Fund flows aside and gold surge aside, Hartnett takes a step back to observe the bigger stories of the year unleashed by dollar debasement, which include:
- the coming era of bigger government, smaller world,
- unconventional fiscal policy accelerated by pandemic, heralded by higher gold & weaker US dollar, best positioned for via commodities, HY bonds, and long RoW stocks vs US stocks;
- 2010s were decade of liquidity, globalization, profits;
- 2020s to be decade of deficits, localization, redistribution;
- War on Inequality means unconventional monetary policy of 2010s to be replaced by unconventional fiscal policies of 2020s…MMT, UBI, debt forgiveness, unionization (Chart 8).

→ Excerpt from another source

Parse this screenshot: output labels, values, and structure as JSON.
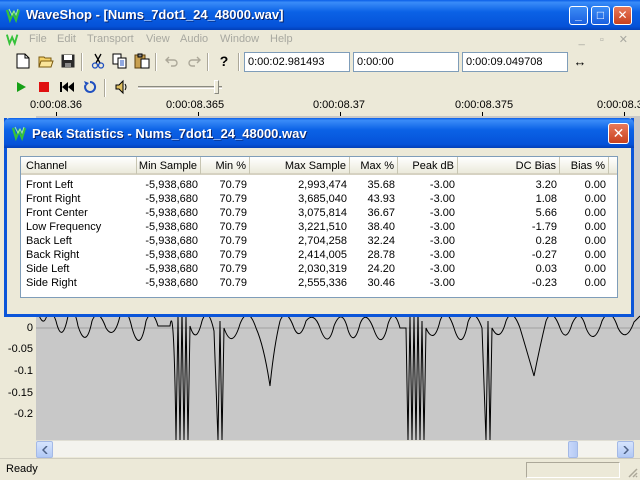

While not central to Hartnett's thesis, he sees two outcomes for markets: a big top in the S&P preceded by a "summer dip."
Big top: 2020 risk asset peak most likely at time of vaccine, full capitulation by bears, higher interest rates (lower US $ + higher yields = risk-off); note history of great bear market rallies predicts SPX 3300-3600 top between Aug-Jan.
Summer dip: summer dip in SPX to 3050 plausible given cross-asset price action on universal belief in interest rate suppression & US$ debasement of US$ (lower $ + lower yields = risk-on); summer trading positives of Fed, tech & credit are peaking
And, as usual, the US dollar is the lead indicator of all major changes because:
- US$ = 62% of global FX reserves (Euro = 20%, JPY = 6%, GBP = 4%, CNY = 2% - Chart 10);
- US$ = 45% of global FX reserves in 1992; global FX reserves are $12tn (up $10tn since 2001 – 9/11 & China/WTO – Chart 9);
- FX reserve shares of Euro (with EU fiscal union) & China (in Tech War with US) likely to rise vs US.
Meanwhile, the most important asset over the short-term is neither gold, nor dollar, nor risk assets, but oil which is "now key for autumn rotation" as consensus remains stubbornly entrenched in deflationary portfolio: "if higher gold, weaker US dollar (Chart 11) followed by oil >$50/b deflationary positions likely to crack (Chart 12)...
... especially if Fed YCC means bond yields stop undershooting expectations (on average by 100bps since 2008)."